Lavoro subordinato: presunto o da provare?

Il rapporto di lavoro subordinato si caratterizza per il vincolo di soggezione che lega lavoratore ed imprenditore, che comporta la limitazione dell’autonomia del primo. Da ciò consegue la necessità di proteggere e tutelare il lavoratore in quanto parte debole del rapporto.

Il lavoro autonomo, al contrario, è caratterizzato dalla possibilità per il soggetto di auto-organizzarsi e, dunque, dall’assenza del vincolo di soggezione rispetto ad un superiore.

Al fine di individuare le fattispecie di lavoro subordinato e di distinguerle rispetto al lavoro autonomo, la giurisprudenza ha individuato due indici fondamentali:

  • l’assoggettamento del lavoratore al potere organizzativo, direttivo e disciplinare del datore di lavoro;
  • l’inserimento del lavoratore nell’organizzazione aziendale.

Vi sono poi ulteriori elementi che, pur non determinanti, suggeriscono l’esistenza di un rapporto di lavoro subordinato:

  • una retribuzione fissa mensile;
  • un orario di lavoro fisso e continuativo;
  • la continuità della prestazione;
  • l’assenza di rischio imprenditoriale.

È il lavoratore a dover provare la sussistenza di tali indici e, conseguentemente, l’esistenza di un rapporto di lavoro subordinato; vi sono, tuttavia, dei casi in cui tali caratteristiche sono presunte, ed è quindi il datore di lavoro a dover provare la sussistenza di un lavoro autonomo.

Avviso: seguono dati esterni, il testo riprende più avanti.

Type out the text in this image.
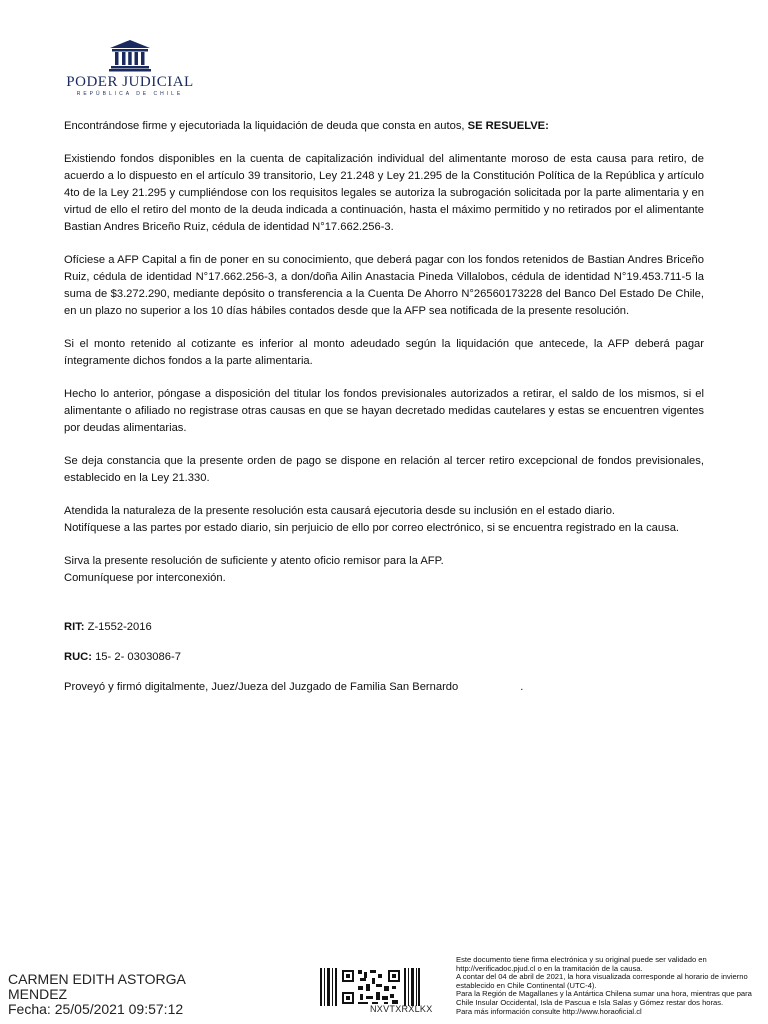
PODER JUDICIAL
REPÚBLICA DE CHILE

Encontrándose firme y ejecutoriada la liquidación de deuda que consta en autos, SE RESUELVE:

Existiendo fondos disponibles en la cuenta de capitalización individual del alimentante moroso de esta causa para retiro, de acuerdo a lo dispuesto en el artículo 39 transitorio, Ley 21.248 y Ley 21.295 de la Constitución Política de la República y artículo 4to de la Ley 21.295 y cumpliéndose con los requisitos legales se autoriza la subrogación solicitada por la parte alimentaria y en virtud de ello el retiro del monto de la deuda indicada a continuación, hasta el máximo permitido y no retirados por el alimentante Bastian Andres Briceño Ruiz, cédula de identidad N°17.662.256-3.

Ofíciese a AFP Capital a fin de poner en su conocimiento, que deberá pagar con los fondos retenidos de Bastian Andres Briceño Ruiz, cédula de identidad N°17.662.256-3, a don/doña Ailin Anastacia Pineda Villalobos, cédula de identidad N°19.453.711-5 la suma de $3.272.290, mediante depósito o transferencia a la Cuenta De Ahorro N°26560173228 del Banco Del Estado De Chile, en un plazo no superior a los 10 días hábiles contados desde que la AFP sea notificada de la presente resolución.

Si el monto retenido al cotizante es inferior al monto adeudado según la liquidación que antecede, la AFP deberá pagar íntegramente dichos fondos a la parte alimentaria.

Hecho lo anterior, póngase a disposición del titular los fondos previsionales autorizados a retirar, el saldo de los mismos, si el alimentante o afiliado no registrase otras causas en que se hayan decretado medidas cautelares y estas se encuentren vigentes por deudas alimentarias.

Se deja constancia que la presente orden de pago se dispone en relación al tercer retiro excepcional de fondos previsionales, establecido en la Ley 21.330.

Atendida la naturaleza de la presente resolución esta causará ejecutoria desde su inclusión en el estado diario.

Notifíquese a las partes por estado diario, sin perjuicio de ello por correo electrónico, si se encuentra registrado en la causa.

Sirva la presente resolución de suficiente y atento oficio remisor para la AFP.

Comuníquese por interconexión.

RIT: Z-1552-2016

RUC: 15- 2- 0303086-7

Proveyó y firmó digitalmente, Juez/Jueza del Juzgado de Familia San Bernardo	.

CARMEN EDITH ASTORGA
MENDEZ
Fecha: 25/05/2021 09:57:12	NXVTXRXLKX
Este documento tiene firma electrónica y su original puede ser validado en http://verificadoc.pjud.cl o en la tramitación de la causa.
A contar del 04 de abril de 2021, la hora visualizada corresponde al horario de invierno establecido en Chile Continental (UTC-4).
Para la Región de Magallanes y la Antártica Chilena sumar una hora, mientras que para Chile Insular Occidental, Isla de Pascua e Isla Salas y Gómez restar dos horas.
Para más información consulte http://www.horaoficial.cl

La Corte di Cassazione, con sentenza n. 15558 del 04/06/2024, si è pronunciata sul tema.

Una commercialista si era rivolta al Tribunale al fine di ottenere il riconoscimento della natura subordinata del proprio rapporto di lavoro presso un CAAF. Tuttavia, il Tribunale – e, in seguito, anche la Corte d’Appello – aveva respinto la richiesta in quanto la commercialista non aveva fornito prove sufficienti. In particolare, la professionista non aveva riportato circostanze utili a dimostrare che ella fosse assoggettata al potere gerarchico e disciplinare del datore di lavoro; infatti, dalle prove non si evinceva che la lavoratrice fosse destinataria di ordini da parte di un superiore, né che fosse sottoposta ad alcun tipo di controllo; inoltre, la commercialista non era tenuta a rispettare un orario di lavoro né a giustificare le proprie assenze. Da ultimo, l’autonomia della commercialista era confermata dal fatto che il CAAF le aveva consegnato le chiavi della sede, i codici di accesso alla cassaforte e ai sistemi informatici dell’ufficio.

La corresponsione di una retribuzione mensile, invece, non indicava necessariamente la sussistenza di un rapporto di lavoro subordinato, in quanto costituiva la suddivisione in rate di un compenso annuale.

La commercialista ricorreva dunque in Cassazione affermando che l’attività da ella prestata dovesse considerarsi presuntivamente di lavoro subordinato, con conseguente onere a carico del CAAF di provare che, in realtà, l’attività svolta era di lavoro autonomo.

La Cassazione, invece, conferma l’indirizzo già sostenuto in passato, ossia che la presunzione di subordinazione è limitata ai lavori prettamente manuali e/o esecutivi e di minimo contenuto professionale.

Se la prestazione è svolta da un professionista iscritto ad un albo, non è sufficiente, affinché venga considerata di lavoro subordinato, che il professionista sia assoggettato al potere direttivo, organizzativo e disciplinare del datore; ciò in quanto la prestazione svolta si caratterizza per un elevato contenuto intellettuale, anche se particolarmente elementare e ripetitiva.

In questi casi, è dunque necessario che sussistano altri elementi: la continuità del rapporto, la regolamentazione dell’orario di lavoro, le modalità di erogazione del compenso.

Sulla base di tali motivazioni, la Corte rigetta il ricorso, confermando la qualifica della fattispecie come di lavoro autonomo.